Título: Energia onerada
Autor:
Fonte: O Estado de São Paulo, 17/01/2006, Notas e Informações, p. A3

A geração de eletricidade das usinas concedidas no leilão de 16 de dezembro poderá ter custo adicional de US$ 1 bilhão por ano, avalia estudo feito pelo ex-ministro de Minas e Energia e senador Rodolpho Tourinho (PFL-BA). E esse acréscimo será apenas um dos fatores de pressão sobre os custos da energia, mas não o mais importante. Com o leilão de dezembro, acentuou-se a mudança da matriz energética brasileira, ganhando importância os projetos termoelétricos que usam o gás como combustível, que geram energia mais cara do que as usinas hidrelétricas. Ocorre que, como não há disponibilidade de gás para atender a esses projetos, as termoelétricas terão de ser movidas a óleo combustível, que custa mais.

O aumento dos custos terá de ser suportado pelos consumidores ou pela Petrobrás, que controla as usinas térmicas. Como o governo não quer que tarifas mais altas pressionem os índices de preços, Tourinho acredita que o prejuízo ficará com a Petrobrás, o que reduziria os lucros da empresa, prejudicando tanto a União, como controladora, como os acionistas minoritários.
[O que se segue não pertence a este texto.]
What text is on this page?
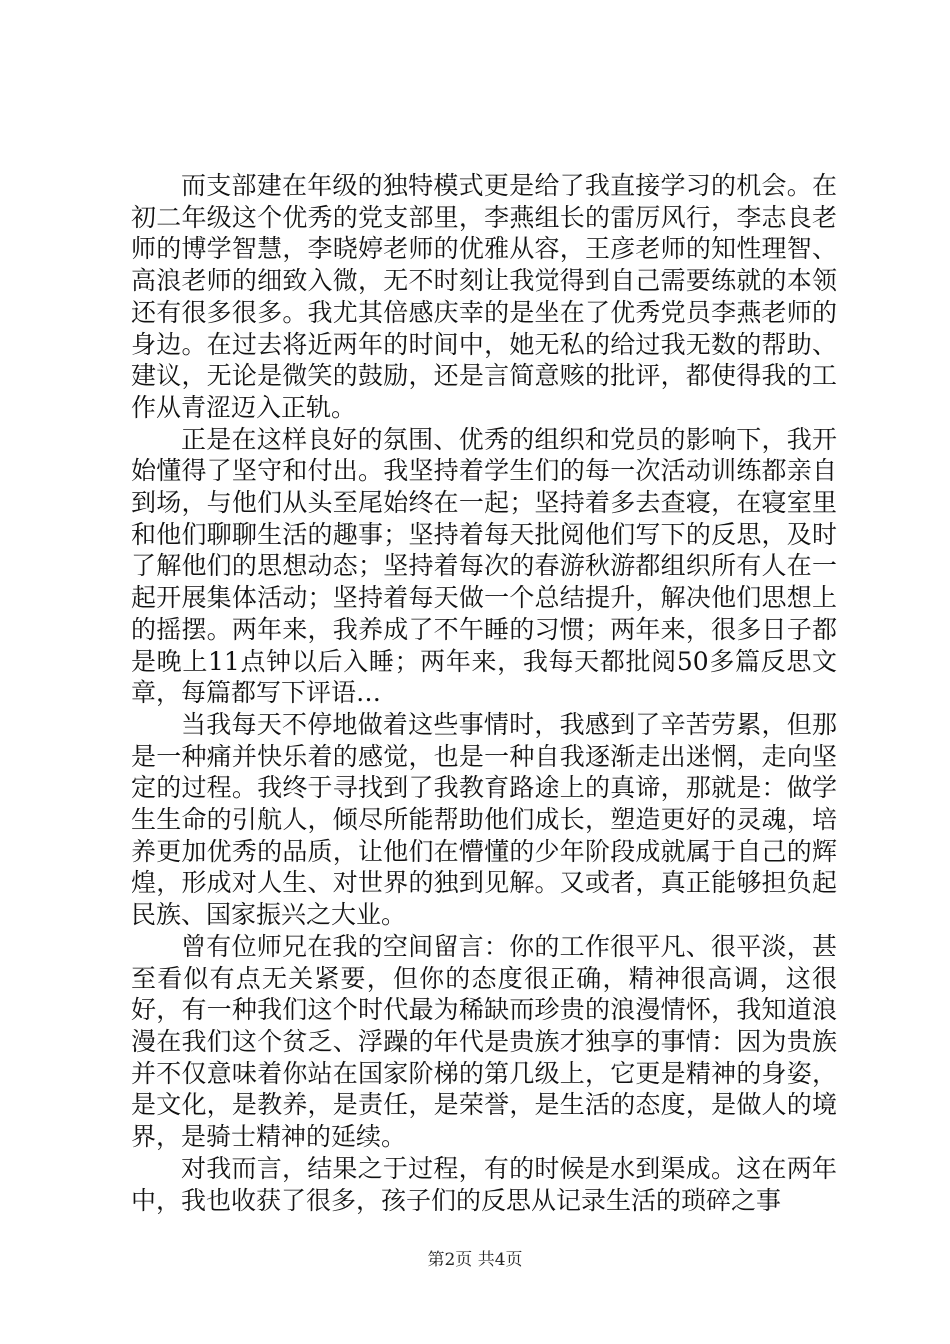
而支部建在年级的独特模式更是给了我直接学习的机会。在初二年级这个优秀的党支部里，李燕组长的雷厉风行，李志良老师的博学智慧，李晓婷老师的优雅从容，王彦老师的知性理智、高浪老师的细致入微，无不时刻让我觉得到自己需要练就的本领还有很多很多。我尤其倍感庆幸的是坐在了优秀党员李燕老师的身边。在过去将近两年的时间中，她无私的给过我无数的帮助、建议，无论是微笑的鼓励，还是言简意赅的批评，都使得我的工作从青涩迈入正轨。

正是在这样良好的氛围、优秀的组织和党员的影响下，我开始懂得了坚守和付出。我坚持着学生们的每一次活动训练都亲自到场，与他们从头至尾始终在一起；坚持着多去查寝，在寝室里和他们聊聊生活的趣事；坚持着每天批阅他们写下的反思，及时了解他们的思想动态；坚持着每次的春游秋游都组织所有人在一起开展集体活动；坚持着每天做一个总结提升，解决他们思想上的摇摆。两年来，我养成了不午睡的习惯；两年来，很多日子都是晚上11点钟以后入睡；两年来，我每天都批阅50多篇反思文章，每篇都写下评语…

当我每天不停地做着这些事情时，我感到了辛苦劳累，但那是一种痛并快乐着的感觉，也是一种自我逐渐走出迷惘，走向坚定的过程。我终于寻找到了我教育路途上的真谛，那就是：做学生生命的引航人，倾尽所能帮助他们成长，塑造更好的灵魂，培养更加优秀的品质，让他们在懵懂的少年阶段成就属于自己的辉煌，形成对人生、对世界的独到见解。又或者，真正能够担负起民族、国家振兴之大业。

曾有位师兄在我的空间留言：你的工作很平凡、很平淡，甚至看似有点无关紧要，但你的态度很正确，精神很高调，这很好，有一种我们这个时代最为稀缺而珍贵的浪漫情怀，我知道浪漫在我们这个贫乏、浮躁的年代是贵族才独享的事情：因为贵族并不仅意味着你站在国家阶梯的第几级上，它更是精神的身姿，是文化，是教养，是责任，是荣誉，是生活的态度，是做人的境界，是骑士精神的延续。

对我而言，结果之于过程，有的时候是水到渠成。这在两年中，我也收获了很多，孩子们的反思从记录生活的琐碎之事

第2页 共4页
A estatal, em resumo, teria de pagar um preço alto por ter obtido as concessões de termoelétricas, em vez de se beneficiar com a possibilidade de pôr em funcionamento usinas ociosas.

O ônus apontado pelo ex-ministro acirra a discordância entre o governo e o setor privado quanto à avaliação dos resultados do leilão.

A política energética do governo Lula tem pouca transparência. Ainda que ocorra o atendimento da demanda até o final desta década, como dizem as autoridades, a oferta dependerá de insumos mais caros. A solução alvitrada seria a da retomada da ênfase nos grandes projetos hidrelétricos, como o do Rio Madeira, que se tornou a menina dos olhos de altos executivos do setor estatal de energia.

O governo tem dito que cumpriu à risca as regras do leilão de energia nova. Mas isto não basta para resolver o problema da oferta de energia, com tarifas razoáveis, como defende o MME. As autoridades argumentam que só foram licitadas as termoelétricas movidas a gás natural que têm garantido o suprimento do insumo ou que podem se transformar em usinas bicombustíveis, movidas tanto a gás como a óleo combustível.

O que ficou assegurado, na verdade, foram tarifas mais altas. Não basta que o Campo de Mexilhão, na Bacia de Santos, passe a fornecer de 8 milhões a 9 milhões de m3/dia de gás natural, a partir do segundo semestre de 2008, como promete a Petrobrás. Já se sabe que não haverá gás em quantidade suficiente para abastecer o mercado interno até 2010, a menos que seja substancialmente aumentada a importação de gás da Bolívia, bem como a capacidade de transporte do Gasoduto Bolívia-Brasil.

Mas é improvável que o governo de Evo Morales deixe de exigir preços mais elevados pelo gás, pelo menos enquanto não sofrer a competição do gás da Bacia de Santos, na quantidade demandada no País. Não se imagina que o equilíbrio entre a oferta e a procura de gás natural possa ocorrer antes de 2010 ou 2011.

O estudo indica que as termoelétricas licitadas demandarão 5,9 milhões de m3/dia se usarem gás natural ou o equivalente a 7,7 milhões de m3/dia, se operarem também com óleo combustível. Daí virá o ônus previsto por Tourinho, sem mencionar o eventual aumento do preço do gás importado.

Para equacionar o problema no longo prazo, alguns caminhos são conhecidos. O projeto da Lei do Gás, que está no Congresso, estabelece marcos regulatórios definidos que tornarão os investimentos mais seguros. Note-se que a Petrobrás não sairá prejudicada, pois é titular das principais jazidas descobertas nos últimos anos. Tourinho admite que a demanda de gás das termoelétricas poderá ser suprida quando entrar em operação o Campo de Mexilhão e for construído o Gasoduto Sudeste-Nordeste, que assegurará o suprimento da área mais problemática.

Mas, tanto na área do gás natural como na hidrelétrica, a questão central é atrair empresas privadas para a geração, com regras confiáveis e remuneração adequada.